Printed by Schulze and Co., 13, Poland Street.

PREFACE.

THE modern history of Optical Science may be considered to commence with the discovery of the law of the refraction of light, by Snellius. To Huygens we are indebted for the discussion of the aberration of pencils refracted by spherical surfaces of media, and he applied his investigations to the construction of his double eye-piece, which remains in high estimation to the present day. By good fortune he secured in it the condition required for achromatism, in addition to the advantages of reduced spherical aberration, to which his views were directed, although the conditions for achromatism in eye-pieces were not discovered until long afterwards.

Sir Isaac Newton having discovered the unequal refrangibility of the differently coloured rays of the spectrum, shewed the great effect of the chromatic dispersion in producing indistinctness of the optical images produced by lenses.

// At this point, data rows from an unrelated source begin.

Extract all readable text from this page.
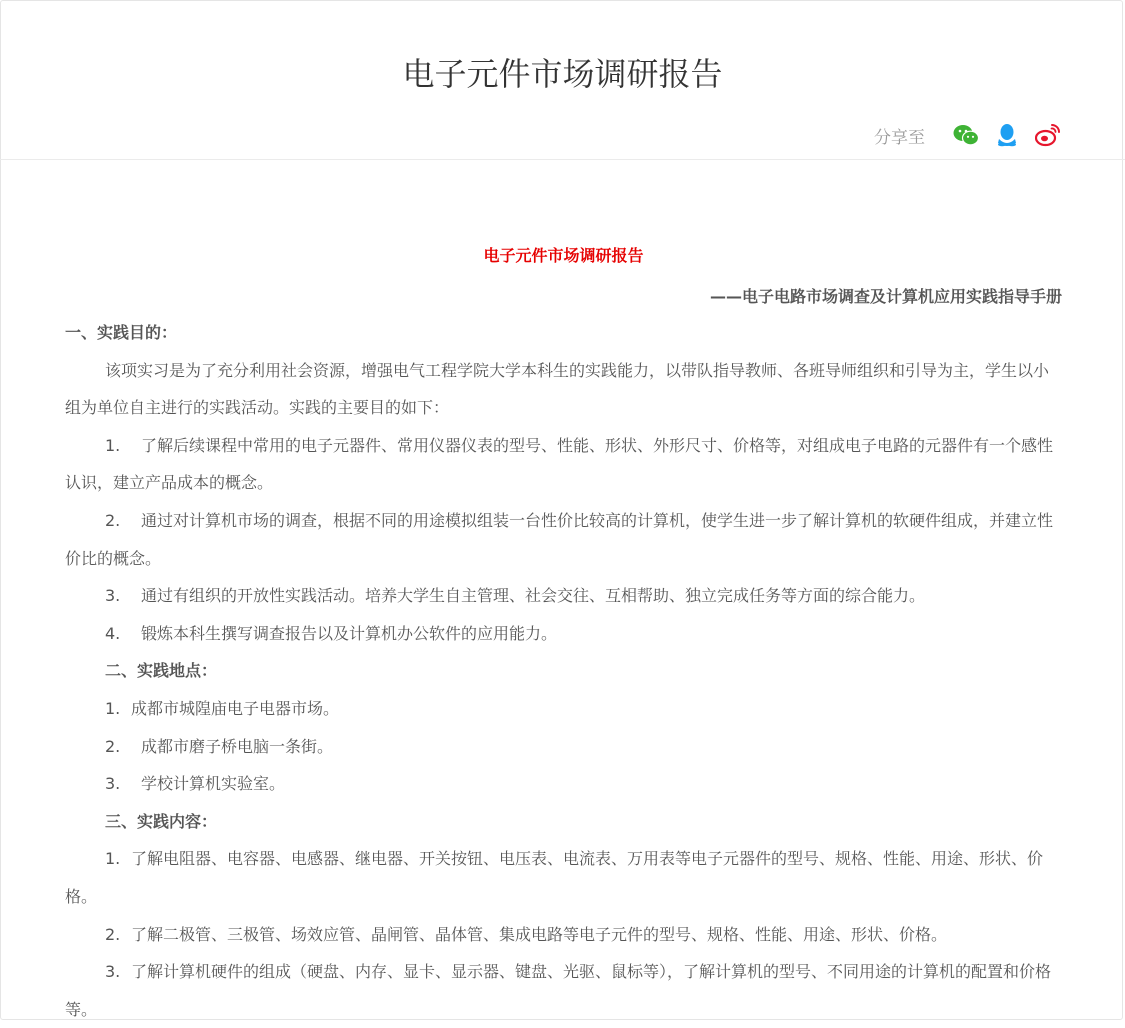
电子元件市场调研报告
分享至
电子元件市场调研报告
——电子电路市场调查及计算机应用实践指导手册

一、实践目的：

该项实习是为了充分利用社会资源，增强电气工程学院大学本科生的实践能力，以带队指导教师、各班导师组织和引导为主，学生以小组为单位自主进行的实践活动。实践的主要目的如下：

1. 了解后续课程中常用的电子元器件、常用仪器仪表的型号、性能、形状、外形尺寸、价格等，对组成电子电路的元器件有一个感性认识，建立产品成本的概念。

2. 通过对计算机市场的调查，根据不同的用途模拟组装一台性价比较高的计算机，使学生进一步了解计算机的软硬件组成，并建立性价比的概念。

3. 通过有组织的开放性实践活动。培养大学生自主管理、社会交往、互相帮助、独立完成任务等方面的综合能力。

4. 锻炼本科生撰写调查报告以及计算机办公软件的应用能力。

二、实践地点：

1. 成都市城隍庙电子电器市场。

2. 成都市磨子桥电脑一条街。

3. 学校计算机实验室。

三、实践内容：

1. 了解电阻器、电容器、电感器、继电器、开关按钮、电压表、电流表、万用表等电子元器件的型号、规格、性能、用途、形状、价格。

2. 了解二极管、三极管、场效应管、晶闸管、晶体管、集成电路等电子元件的型号、规格、性能、用途、形状、价格。

3. 了解计算机硬件的组成（硬盘、内存、显卡、显示器、键盘、光驱、鼠标等），了解计算机的型号、不同用途的计算机的配置和价格等。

The discovery of the different dispersive powers of different media by Mr. John Dollond, in 1757, and his most successful application of his discovery to the construction of the objectglasses of telescopes, gave a new impetus to the mathematical theory.

We find Clairaut,* D'Alembert,† Euler, and Boscovich,|| almost simultaneously investigating the properties of refracted

* Mémoires de l'Académie, 1756, 1757, 1762.

† Opuscules, Vol. III. 1764.

The results of many previous papers condensed in his Treatise, Dioptrica, 1769. || Dissertationes quinque ad Dioptricam pertinentes, 1767, and Opuscules, 1785.